A function $f:[a,b]\to\Bbb R$ is a regulated function if $\forall$ $\varepsilon>0$ $\exists$ a step function $\varphi:[a,b]\to\Bbb R$ such that $\Vert f-\varphi\Vert<\varepsilon$.
I've tried to use the definition of a regulated function but haven't been able to make any progress. Is there a way of using the fact that a linear combination of regulated functions is regulated? Or am I not even close?
@Arthur Is this attempt at all correct or at least along the lines of what you mean:
We have a step function $\varphi_f$ for $f$ and $\varepsilon_f$. Let $\sqrt{\varphi_f}=\varphi_g$.
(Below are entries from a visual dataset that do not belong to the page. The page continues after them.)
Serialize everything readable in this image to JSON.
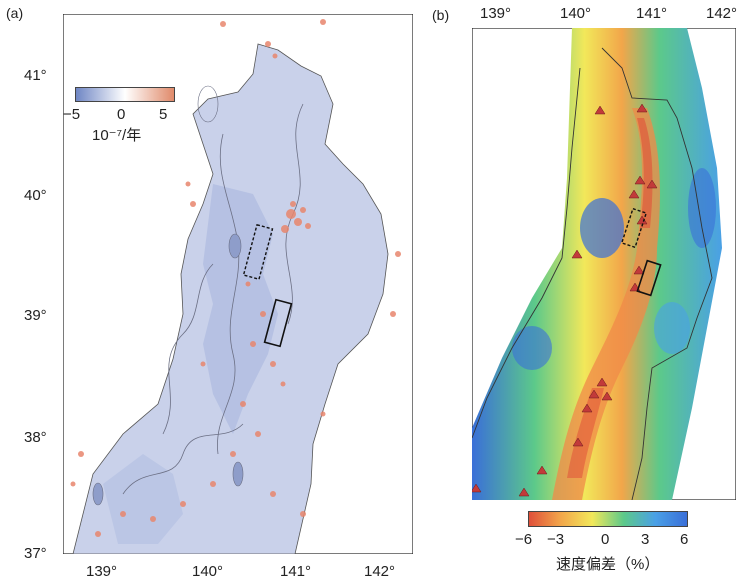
{
  "panel_a": {
    "label": "(a)",
    "lat_ticks": [
      "41°",
      "40°",
      "39°",
      "38°",
      "37°"
    ],
    "lon_ticks": [
      "139°",
      "140°",
      "141°",
      "142°"
    ],
    "colorbar": {
      "tick_labels": [
        "−5",
        "0",
        "5"
      ],
      "unit": "10⁻⁷/年",
      "range": [
        -5,
        5
      ],
      "colors": {
        "negative": "#6f86c4",
        "zero": "#ffffff",
        "positive": "#e08a6a"
      }
    },
    "colors": {
      "strain_negative": "#a9b6dc",
      "seismicity": "#e8866d",
      "contour": "#6b6f84"
    }
  },
  "panel_b": {
    "label": "(b)",
    "lon_ticks": [
      "139°",
      "140°",
      "141°",
      "142°"
    ],
    "colorbar": {
      "tick_labels": [
        "−6",
        "−3",
        "0",
        "3",
        "6"
      ],
      "title": "速度偏差（%）",
      "range": [
        -6,
        6
      ],
      "colors": [
        "#e0503a",
        "#f2a64a",
        "#f2e85a",
        "#5cc98a",
        "#4aa0e6",
        "#3a6fd8"
      ]
    },
    "colors": {
      "volcano": "#c23a3a",
      "coast": "#333333"
    }
  }
}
We know $\Vert f-\varphi_f\Vert<\varepsilon_f \implies \Vert f-\varphi_g^2\Vert<\varepsilon_f$
$\implies \Vert (\sqrt{f}+\varphi_g)(\sqrt{f}-\varphi_g)\Vert<\varepsilon_f$
$\implies \Vert (g+\varphi_g)\Vert \Vert(g-\varphi_g)\Vert<\varepsilon_f $
$\implies \Vert(g-\varphi_g)\Vert < (\varepsilon_f)/\Vert (g+\varphi_g)\Vert $
So letting $\varepsilon_g = (\varepsilon_f)/\Vert (g+\varphi_g)\Vert $ proves that $\Vert(g-\varphi_g)\Vert < \varepsilon_g$ and hence $g(x)$ is regulated.
Best Answer
Use the fact that $f([a,b]) \subset [0,R]$ for some $R > 0$ and that $[0,R] \to \Bbb{R}, x \mapsto \sqrt{x}$ is uniformly continuous.
Finally, you should use that if $\varphi$ is a (non-negative) step function, then so is $\sqrt{\varphi}$.
Of course, you will have to show that the step function $\varphi$ approximating $f$ can be taken to be nonnegative, but this is easy.